They settled on the imagery of a pink triangle — a motif drawn from the Nazi persecution of gay people, who forcefully put pink triangle patches on their prisoner camp uniforms — alongside the slogan “Silence = Death.” According to W Magazine, the group intentionally chose “advertisement-like language” for its campaign because, as artist Finkelstein said at the time, “advertisement, in my estimation, has become the folk language of capitalism.”
By the time the poster went to print, the collective realized the pink triangle was upside down, but they kept the design. Today, the pink triangle remains a common, if controversial, symbol of gay pride.
7. The Lafayette Baths
403-405 Lafayette St.

Songwriter brothers George (left) and Ira (right) Gershwin managed a popular gay bathhouse on Lafayette Street, now a Hertz car rental, before either of them became famous songwriters. (Hackett Archive Photos via Getty Images/Lily Lester.)
Before they became famous songwriters, Jewish brothers George and Ira Gershwin worked at their family business — a bathhouse on Lafayette Street, which was also a popular gay hangout in the 1910s.
Their father, Morris Gershwin, owned two Turkish baths — the St. Nicholas Baths uptown, and the Lafayette Baths (403-405 Lafayette St.), downtown.

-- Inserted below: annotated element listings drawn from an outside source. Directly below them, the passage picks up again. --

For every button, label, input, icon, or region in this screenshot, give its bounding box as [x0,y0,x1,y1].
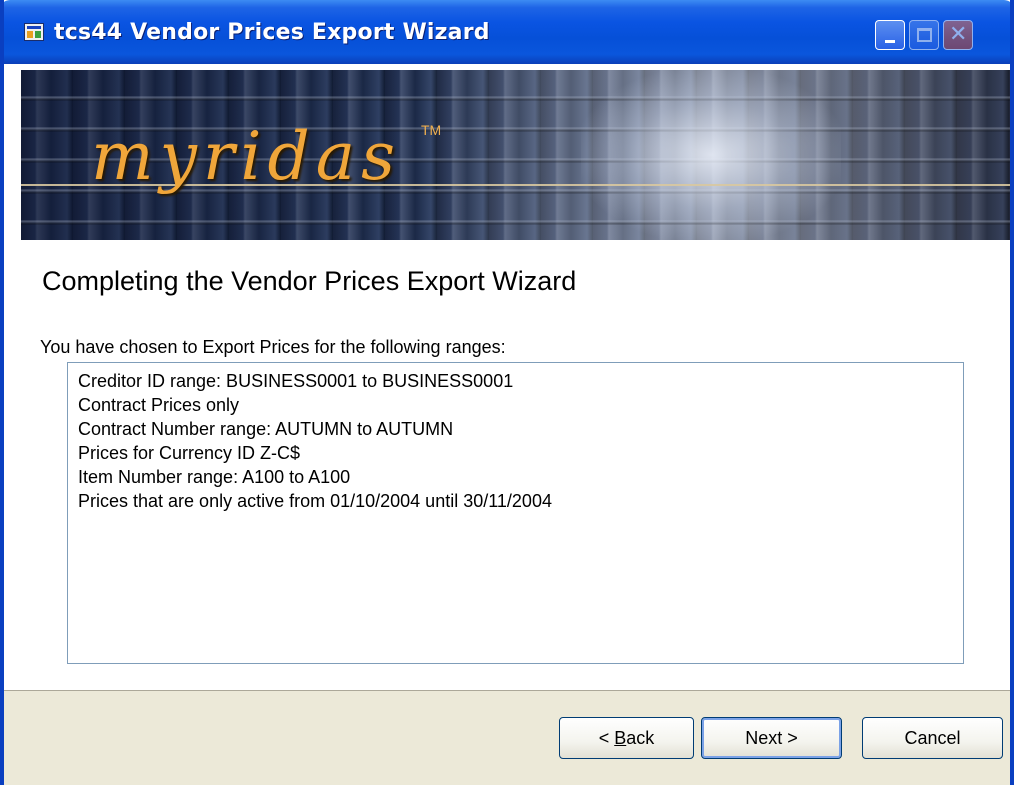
window-title: tcs44 Vendor Prices Export Wizard [54,20,490,45]
title-bar[interactable]: tcs44 Vendor Prices Export Wizard ✕ [4,0,1010,64]
back-button-mnemonic: B [614,727,627,748]
wizard-window: tcs44 Vendor Prices Export Wizard ✕ myri… [0,0,1014,785]
app-window-icon[interactable] [24,23,44,41]
button-bar [4,690,1010,785]
list-item: Prices that are only active from 01/10/2… [78,491,552,511]
next-button[interactable]: Next > [701,717,842,759]
minimize-icon [885,40,895,43]
myridas-banner: myridas TM [21,70,1010,240]
selected-ranges-list[interactable]: Creditor ID range: BUSINESS0001 to BUSIN… [67,362,964,664]
maximize-button[interactable] [909,20,939,50]
close-icon: ✕ [949,22,968,47]
back-button[interactable]: < Back [559,717,694,759]
myridas-logo: myridas [91,118,401,195]
banner-light [581,70,841,240]
list-item: Contract Number range: AUTUMN to AUTUMN [78,419,454,439]
list-item: Prices for Currency ID Z-C$ [78,443,301,463]
cancel-button[interactable]: Cancel [862,717,1003,759]
summary-intro: You have chosen to Export Prices for the… [40,337,506,357]
minimize-button[interactable] [875,20,905,50]
trademark-mark: TM [421,122,442,138]
list-item: Contract Prices only [78,395,240,415]
back-button-label: ack [626,727,655,748]
list-item: Item Number range: A100 to A100 [78,467,351,487]
close-button[interactable]: ✕ [943,20,973,50]
back-button-prefix: < [598,727,615,748]
page-title: Completing the Vendor Prices Export Wiza… [42,266,577,296]
maximize-icon [917,28,932,42]
list-item: Creditor ID range: BUSINESS0001 to BUSIN… [78,371,514,391]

Both sons, (George, 18, and Ira, 20) took over management of the bath following a 1916 police raid, after which the manager died by suicide.
The Gershwin brothers, of course, are known for their contributions to the Great American Songbook, including “Of Thee I Sing,” the first musical to win a Pulitzer Prize for Drama, and the opera “Porgy and Bess.”
Today, the location is a Hertz car rental.
8. The Osborne Apartments
205 West 57th St.

Composer Leonard Bernstein wrote some of his most important musical works while living at the Osborne Apartments on 57th Street. (Santi Visalli via Getty Images/Wikimedia Commons.)
While living at the Osborne Apartments in the 1950s, Jewish conductor and composer Leonard Bernstein wrote the scores for multiple Broadway musicals, including “Candide,” and “West Side Story,” as well as the film “On the Waterfront.”
Known as “the Maestro,” Bernstein’s sexuality was kept hidden from the public. Bernstein married Felicia Montealegre in 1951, and the couple had three children together. (Their relationship is dramatized in the 2024 film “Maestro.”) But throughout their marriage, and in the years after, he continued having relationships with men.
As it happens, Bernstein isn’t the only iconic queer Jewish resident of the Osborne Apartments. Famously curmudgeonly writer Fran Lebowitz, lived in the building from 1984 until about 2010; she told Architectural Digest “it’s one of the most beautiful buildings in New York.”
The Osborne remains a residential building, and its location on 57th Street places it on what is now known as “Billionaires’ Row.”